Laura se releva dans la nuit. Dans le
miroir de la salle de bains, elle voyait cette jeune femme aux traits
noirs. Son reflet lui était cruel. Elle voyait dans la glace un
monstre de cauchemar et se dit que si un jour elle enfantait, son
rejeton ne reconnaîtrait là qu'une hybride. Que restait-il
d'humain, de délicat en elle ? Qu'est-ce que sa laideur avait-encore
de beau ? Il n'y avait aucune harmonie sur sa bouche, aucun désir
dans les nervures de son nez, aucune lumière dans ses yeux qui
donnerait à son corps un peu de la saveur de la littérature. Rien
de romanesque en elle. Rien qui ne rende aux choses dégoûtantes un
peu de dignité. Elle remplit la baignoire d'eau brûlante. Elle se
laissa envahir par la perspective de la sensation qu'elle
ressentirait au contact de son dos à l'eau. Toute sa vie était
faite comme cela. De rêves, d'idéalisme. Pour se venger, elle aller
chercher les rangées de livres de sa bibliothèque, les lâcha dans
un grand bruit de papier sur le sol froid de sa salle de bains, et,
un à un, jeta tous les ouvrages dans l'eau chaude. Les pages se
tordaient, le papier se gonflait, exorbité, l'art paraissait
s'ouvrir, se confronter enfin à la réalité des choses, et un
pauvre sourire éclairait les lèvres de la jeune femme. Les livres
tombèrent au fond. Ils ne brillaient plus sous l'eau. Ils n'était
plus ces petits soleils miroitants de la vie des autres . Dans l'eau,
ils revenaient à leur nature propre et misérable, à leur statut de
pensées solitaires, séparés les uns des autres par les courants
d'eau chaude, bercés par le cours imprévisible du mouvement, soumis
aux balancements de ces deux mains de femme. Les remous faisaient
tourbillonner au fond de la baignoire les nuages effilochés de son
idéalisme. Elle pensa garder quelques livres, ceux qui semblaient
vivre encore, suspendus sous son crâne, ceux qui montrent la
souffrance de la réalité, endurée tous les jours, le ventre creux,
la bouche sèche, les yeux secs de ne pas pleurer. Sa mélancolie se
teintait d'indifférence, un monstre minéral respirait en son
ventre. Elle détestait les filmographies. Celles-là ne montraient
même pas la perspective d'échapper au malheur : le plus souvent,
elles n'en parlaient pas. Elle se glissa dans l'eau au milieu des
feuillets, et le papier gonflé vint se coller à sa peau comme une
sangsue blanche striée des bleus d'auteurs.

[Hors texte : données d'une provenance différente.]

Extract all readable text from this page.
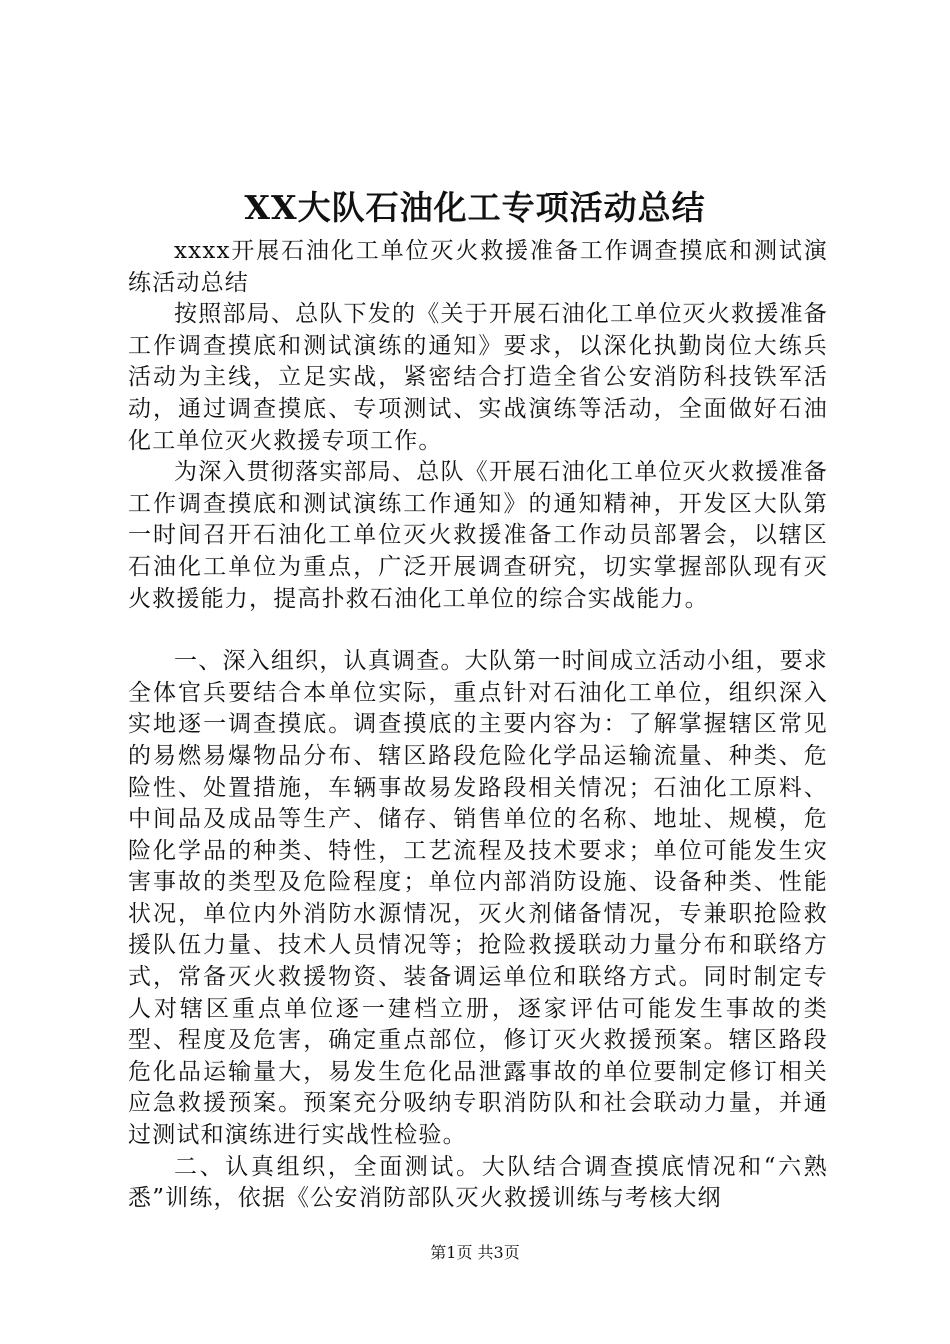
XX大队石油化工专项活动总结

xxxx开展石油化工单位灭火救援准备工作调查摸底和测试演练活动总结

按照部局、总队下发的《关于开展石油化工单位灭火救援准备工作调查摸底和测试演练的通知》要求，以深化执勤岗位大练兵活动为主线，立足实战，紧密结合打造全省公安消防科技铁军活动，通过调查摸底、专项测试、实战演练等活动，全面做好石油化工单位灭火救援专项工作。

为深入贯彻落实部局、总队《开展石油化工单位灭火救援准备工作调查摸底和测试演练工作通知》的通知精神，开发区大队第一时间召开石油化工单位灭火救援准备工作动员部署会，以辖区石油化工单位为重点，广泛开展调查研究，切实掌握部队现有灭火救援能力，提高扑救石油化工单位的综合实战能力。

一、深入组织，认真调查。大队第一时间成立活动小组，要求全体官兵要结合本单位实际，重点针对石油化工单位，组织深入实地逐一调查摸底。调查摸底的主要内容为：了解掌握辖区常见的易燃易爆物品分布、辖区路段危险化学品运输流量、种类、危险性、处置措施，车辆事故易发路段相关情况；石油化工原料、中间品及成品等生产、储存、销售单位的名称、地址、规模，危险化学品的种类、特性，工艺流程及技术要求；单位可能发生灾害事故的类型及危险程度；单位内部消防设施、设备种类、性能状况，单位内外消防水源情况，灭火剂储备情况，专兼职抢险救援队伍力量、技术人员情况等；抢险救援联动力量分布和联络方式，常备灭火救援物资、装备调运单位和联络方式。同时制定专人对辖区重点单位逐一建档立册，逐家评估可能发生事故的类型、程度及危害，确定重点部位，修订灭火救援预案。辖区路段危化品运输量大，易发生危化品泄露事故的单位要制定修订相关应急救援预案。预案充分吸纳专职消防队和社会联动力量，并通过测试和演练进行实战性检验。

二、认真组织，全面测试。大队结合调查摸底情况和“六熟悉”训练，依据《公安消防部队灭火救援训练与考核大纲

第1页 共3页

Le lendemain, elle regretta son acte.
Elle n'avait plus rien maintenant pour survivre. Elle essaya de se
persuader qu'elle était une artiste, qu'elle arrivait à peindre.

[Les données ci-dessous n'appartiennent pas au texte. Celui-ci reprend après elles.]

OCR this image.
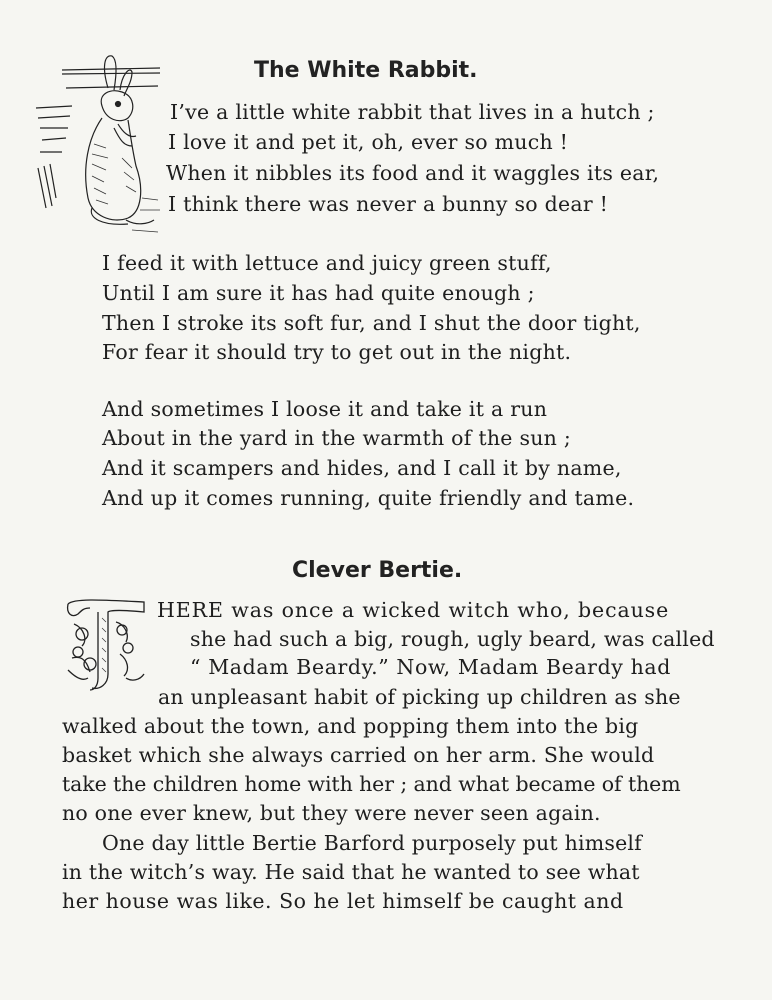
The White Rabbit.

I’ve a little white rabbit that lives in a hutch ;

I love it and pet it, oh, ever so much !

When it nibbles its food and it waggles its ear,

I think there was never a bunny so dear !

I feed it with lettuce and juicy green stuff,

Until I am sure it has had quite enough ;

Then I stroke its soft fur, and I shut the door tight,

For fear it should try to get out in the night.

And sometimes I loose it and take it a run

About in the yard in the warmth of the sun ;

And it scampers and hides, and I call it by name,

And up it comes running, quite friendly and tame.

Clever Bertie.

HERE was once a wicked witch who, because

she had such a big, rough, ugly beard, was called

“ Madam Beardy.” Now, Madam Beardy had

an unpleasant habit of picking up children as she

walked about the town, and popping them into the big

basket which she always carried on her arm. She would

take the children home with her ; and what became of them

no one ever knew, but they were never seen again.

One day little Bertie Barford purposely put himself

in the witch’s way. He said that he wanted to see what

her house was like. So he let himself be caught and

Elle ne comprenait pas la rigueur de la vie. Il fallait vivre avant
de créer. Quelque chose au fond d'elle le lui soufflait
inlassablement, comme le souffleur caché sous la scène du théâtre,
à l'abri des planches poussiéreuses, et qui crie son texte à
l'acteur alors que celui-ci, sourd et désespéré, reste les bras
ballants face au public qui le hue. Laura ne voulait plus entendre.
Des choses passaient dans les oreilles de la jeune femme. Elle
s'abrutissait. Couchée sur le sol, la tête entre les mains, elle
digérait sa bile. La voisine d'en dessous écoutait de la musique.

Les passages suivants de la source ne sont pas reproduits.